For over three decades, activists have been calling for action on climate and environmental breakdown through conventional means. We have marched in demonstrations, written letters to our MPs, signed petitions, even carried out direct action against the organisations actively contributing to the crisis and targeting infrastructure such as power stations and oil rigs. Many people have sought to make a difference through individual changes, reducing their environmental impact through their transport choices, by insulating their homes and recycling.

Despite this, we are on a cliff-edge. David Attenborough says “If we don’t take action, the collapse of our civilisations and the extinction of much of the natural world is on the horizon.” Greta Thunberg says “the science doesn’t mainly speak of great opportunities to create the society we always wanted. It tells of unspoken human sufferings, which will get worse and worse the longer we delay action – unless we start to act now”.

While the environmental movement has done incredible, vital work over the past decades, Extinction Rebellion (XR) recognises that this is not enough to stop environmental catastrophe. Only government action to change the system we live in can save us – and new tactics are needed to force the government to sit up and listen.

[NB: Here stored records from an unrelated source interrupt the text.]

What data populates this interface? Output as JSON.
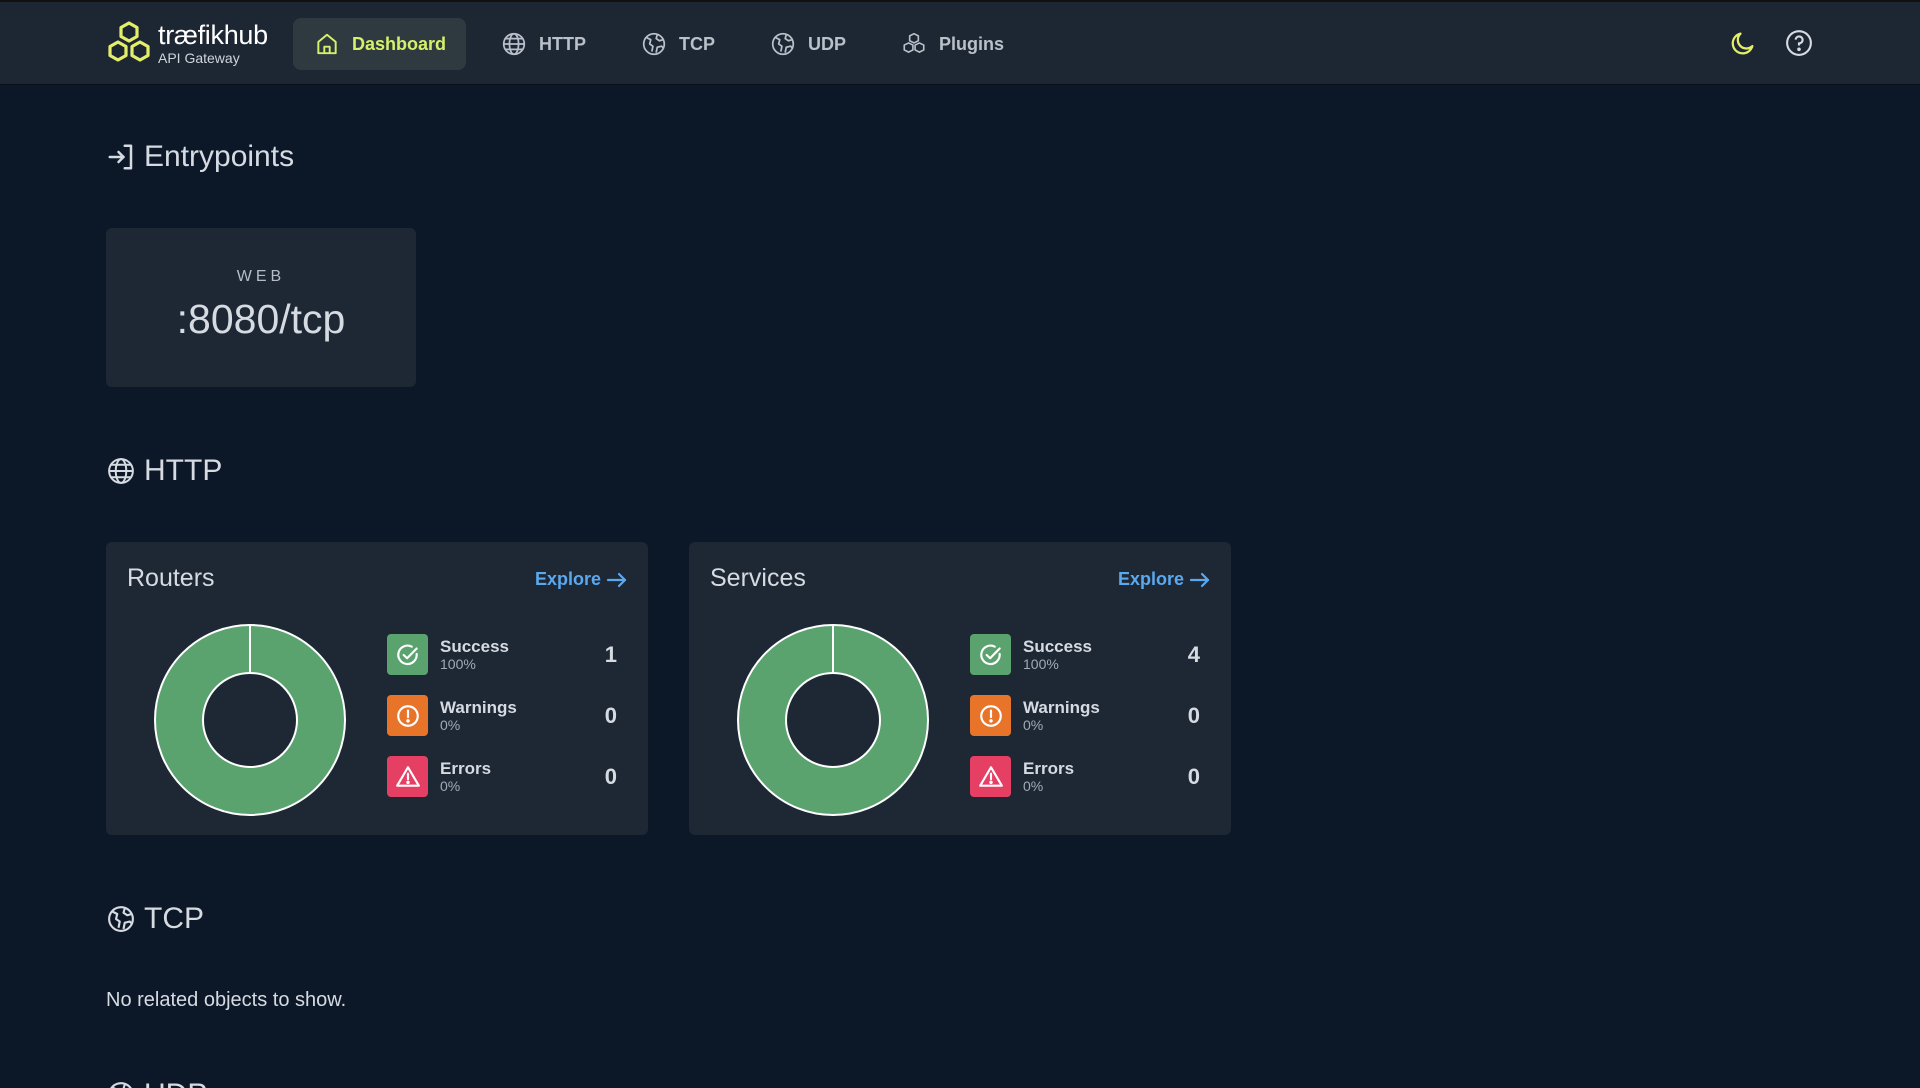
{
  "brand": {
    "name_bold": "træfik",
    "name_light": "hub",
    "subtitle": "API Gateway",
    "accent": "#d6f06b"
  },
  "nav": [
    {
      "label": "Dashboard",
      "icon": "home-icon",
      "active": true
    },
    {
      "label": "HTTP",
      "icon": "globe-icon"
    },
    {
      "label": "TCP",
      "icon": "tcp-globe-icon"
    },
    {
      "label": "UDP",
      "icon": "udp-globe-icon"
    },
    {
      "label": "Plugins",
      "icon": "cubes-icon"
    }
  ],
  "top_icons": [
    "moon-icon",
    "help-icon"
  ],
  "entrypoints": {
    "title": "Entrypoints",
    "items": [
      {
        "name": "WEB",
        "address": ":8080/tcp"
      }
    ]
  },
  "http": {
    "title": "HTTP",
    "routers": {
      "title": "Routers",
      "explore": "Explore",
      "success": {
        "label": "Success",
        "pct": "100%",
        "count": "1"
      },
      "warnings": {
        "label": "Warnings",
        "pct": "0%",
        "count": "0"
      },
      "errors": {
        "label": "Errors",
        "pct": "0%",
        "count": "0"
      }
    },
    "services": {
      "title": "Services",
      "explore": "Explore",
      "success": {
        "label": "Success",
        "pct": "100%",
        "count": "4"
      },
      "warnings": {
        "label": "Warnings",
        "pct": "0%",
        "count": "0"
      },
      "errors": {
        "label": "Errors",
        "pct": "0%",
        "count": "0"
      }
    }
  },
  "tcp": {
    "title": "TCP",
    "empty": "No related objects to show."
  },
  "udp": {
    "title": "UDP"
  },
  "colors": {
    "success": "#5aa36f",
    "warning": "#e8742a",
    "error": "#e53f64",
    "link": "#5ba8ee"
  }
}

Polluters barely notice a power-station shut down, big infrastructure projects continue in spite of protesters physically impeding construction work, and the work of activists barely registers on the public consciousness.

Public disruption is impossible to ignore. Those caught up in it experience it and feel it. The initial response is often anger towards the protestors. Others see it in headlines and on social media. This is evident from the regular “swarming” roadblocks XR activists in Cambridge have been carrying out over the last few weeks. On 5th February, articles covering XR occupied the top two most-read slots on the Cambridge Independent website (see right). Note that the second story is in regard to a planned week-long roadblock. We have also had a flurry of media requests from the likes of Cambridge News, Cambridge Independent, BBC Radio Cambridge.

Similarly, after some recent swarming actions we have seen a large increase in website traffic (see below). On Wednesday 22nd January, we received 2,251 site visits; by contrast, our highest number of daily visits in December 2019 was 52. Since we stepped up our disruptive action in Cambridge, our site visits frequently hit the mid-hundreds, usually coinciding with our actions. Here in Cambridge, this provides a platform for our more targeted disruption at institutions such as oil and gas company Schlumberger and allows us to expose the university’s and local institutions’ contribution to the climate emergency.

Similarly, think back to the April’s International Rebellion, which in the UK consisted of five major roadblocks in London, which lasted just under two weeks. This dominated headlines across the UK and transformed public opinion in regards to the climate and environmental emergency. While highly targeted actions have proved ineffective in getting the issue of climate breakdown high up the agenda, 71% of the British public now think climate change is a more pressing issue than Brexit, according to a ComRes poll. Google searches for “climate change” spiked enormously on April 15 when the XR protests began and search performance for this term remains strong (see below). At the same time, the government is at least pretending to take the issue seriously and the Labour Party placed the climate and environmental emergency at the centre of its manifesto in the 2019 General Election, including a net zero target of 2030. Whatever your politics, this would have been unthinkable a year earlier.

Public disruption seems to be having an effect and is producing tangible results in the right direction. Compare this with the October Rebellion, when disruption targeted around Westminster, which had little impact on the general public, drew little attention from the media until the police crackdown on protesters in the second week.

The aim of Extinction Rebellion is not to make everybody join us, or even to like us. Most of us don’t want to upset people and – just the same as anyone else – we would like to be liked. Greta Thunberg says “This is all wrong. I shouldn’t be up here. I should be back in school on the other side of the ocean, yet you all come to us young people for hope. How dare you?” We feel the same. We shouldn’t be standing in roads, risking arrest, jeopardising our jobs and our security. But the priority however is not being popular but applying sufficient pressure that politicians have no choice but to enact radical, rapid system change to limit global temperature rises to 1.5 degrees above pre-industrial levels. Under current policies, we are on track for 2.8 - 3.2 degrees of warming above pre-industrial levels. Pledges limit this to 2.5 - 2.8 degrees. We are falling off a cliff. The action we are taking is our last chance to avert the collapse of the biosphere and our human societies along with it.